Odds are, this has never happened to you; am I right? On the incredibly small, basically zero-probability chance the above did occur you would be fully justified in telling the person that there is no way you are going to apologize since you truly did nothing wrong at all to the other person.
Now let’s exit the absurd and reenter reality.
In a real relationship, where two people interact with one another on a regular basis there are going to be times when those two people hurt each other (hopefully just emotionally), no matter how much they love one another. During those times of injury, unless one party is like the jerk in the previous absurd example, in some way both people contributed to the perceived wrong.
You are probably thinking of examples right now where you truly believe you weren’t in the wrong at all – your spouse simply didn’t understand, took it all wrong, blamed you for something you didn’t do, etc. But here’s the thing; a perceived hurt still hurts and the person feeling wounded – even if it is totally illogical – still feels wounded. That means that in some way you may have contributed to the bruised feelings (even if only 1%).
As a loving person, what do we do when we realize we have hurt someone we love – whether unintentionally or without knowing we even did it? We stop ourselves from the gut instinct of “fighting for our rights” and “proving our point” and “trying to win the argument.” We stop because we know that even if we “win” we lose because we will have only succeeded in demonstrating how unloving we truly are towards an already hurting person.

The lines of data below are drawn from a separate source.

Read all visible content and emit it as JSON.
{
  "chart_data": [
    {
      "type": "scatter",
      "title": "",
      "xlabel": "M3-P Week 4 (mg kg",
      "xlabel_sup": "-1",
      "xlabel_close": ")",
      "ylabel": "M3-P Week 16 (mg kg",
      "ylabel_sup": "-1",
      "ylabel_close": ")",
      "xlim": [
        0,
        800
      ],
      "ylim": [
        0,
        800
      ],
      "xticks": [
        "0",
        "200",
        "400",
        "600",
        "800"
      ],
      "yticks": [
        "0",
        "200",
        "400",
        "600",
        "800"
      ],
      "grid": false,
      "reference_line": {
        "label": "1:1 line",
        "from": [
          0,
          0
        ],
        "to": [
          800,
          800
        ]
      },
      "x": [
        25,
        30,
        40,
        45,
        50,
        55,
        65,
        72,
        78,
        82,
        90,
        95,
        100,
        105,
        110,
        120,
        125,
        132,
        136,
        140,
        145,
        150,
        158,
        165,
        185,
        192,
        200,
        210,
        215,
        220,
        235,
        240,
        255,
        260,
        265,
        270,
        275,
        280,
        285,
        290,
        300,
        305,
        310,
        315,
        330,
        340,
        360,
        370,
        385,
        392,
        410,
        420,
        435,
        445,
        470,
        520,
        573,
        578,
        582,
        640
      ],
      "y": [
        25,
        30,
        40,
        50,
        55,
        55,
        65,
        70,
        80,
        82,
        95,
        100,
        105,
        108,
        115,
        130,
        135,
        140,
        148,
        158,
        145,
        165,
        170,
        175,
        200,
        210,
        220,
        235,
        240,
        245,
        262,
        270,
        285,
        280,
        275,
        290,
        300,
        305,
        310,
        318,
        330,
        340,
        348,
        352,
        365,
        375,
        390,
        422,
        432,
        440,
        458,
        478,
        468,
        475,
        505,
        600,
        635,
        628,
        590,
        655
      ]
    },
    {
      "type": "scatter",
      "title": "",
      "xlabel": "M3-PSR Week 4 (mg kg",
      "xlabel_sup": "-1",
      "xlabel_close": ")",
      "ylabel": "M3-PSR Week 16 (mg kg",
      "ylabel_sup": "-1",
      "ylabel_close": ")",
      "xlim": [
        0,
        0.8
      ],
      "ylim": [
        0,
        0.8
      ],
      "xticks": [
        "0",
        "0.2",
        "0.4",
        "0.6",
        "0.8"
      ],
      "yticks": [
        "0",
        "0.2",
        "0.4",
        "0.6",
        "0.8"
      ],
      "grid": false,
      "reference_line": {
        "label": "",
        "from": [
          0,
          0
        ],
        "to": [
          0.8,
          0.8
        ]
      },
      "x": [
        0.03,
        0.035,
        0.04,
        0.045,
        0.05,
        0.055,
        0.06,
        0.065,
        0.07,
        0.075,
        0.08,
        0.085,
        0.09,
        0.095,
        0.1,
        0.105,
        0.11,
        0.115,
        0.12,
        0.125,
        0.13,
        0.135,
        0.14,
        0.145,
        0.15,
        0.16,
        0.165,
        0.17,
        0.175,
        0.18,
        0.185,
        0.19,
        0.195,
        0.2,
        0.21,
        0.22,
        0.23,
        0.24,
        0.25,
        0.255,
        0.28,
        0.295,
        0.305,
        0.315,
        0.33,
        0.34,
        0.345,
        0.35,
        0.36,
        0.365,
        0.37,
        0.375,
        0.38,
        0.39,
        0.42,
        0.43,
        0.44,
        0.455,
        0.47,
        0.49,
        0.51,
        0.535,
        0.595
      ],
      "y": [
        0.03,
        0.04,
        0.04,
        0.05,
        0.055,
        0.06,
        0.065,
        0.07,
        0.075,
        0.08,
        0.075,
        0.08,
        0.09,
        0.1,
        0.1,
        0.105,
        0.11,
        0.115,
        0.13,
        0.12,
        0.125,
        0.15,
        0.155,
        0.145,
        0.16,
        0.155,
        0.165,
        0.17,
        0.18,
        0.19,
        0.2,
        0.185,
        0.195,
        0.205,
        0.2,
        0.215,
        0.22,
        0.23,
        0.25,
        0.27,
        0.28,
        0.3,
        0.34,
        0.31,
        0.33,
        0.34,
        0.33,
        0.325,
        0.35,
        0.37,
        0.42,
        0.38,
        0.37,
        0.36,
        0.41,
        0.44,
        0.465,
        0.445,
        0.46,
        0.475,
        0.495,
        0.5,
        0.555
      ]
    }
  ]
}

Instead, we ask questions to clarify the hurt that we are being told that we contributed towards and then offer a sincere “I am sorry for (enter specific).” In doing this simple (yet often difficult) step we can put salve on the wound and draw close to the one we love.
Sometimes the apology is all our loved one really needs to hear. Other times we may need to apologize and then ask what we could do differently in the future. Still other times we may need to apologize, ask what we could do differently in the future, and then ask permission to clarify our perspective (but not to “win” or prove our perspective is right).
When we build the habit of quickly and sincerely saying “I am sorry” hurts that can so often cause a couple to pull apart can become opportunities for couples to draw closer together and be knit together in stronger bond of love.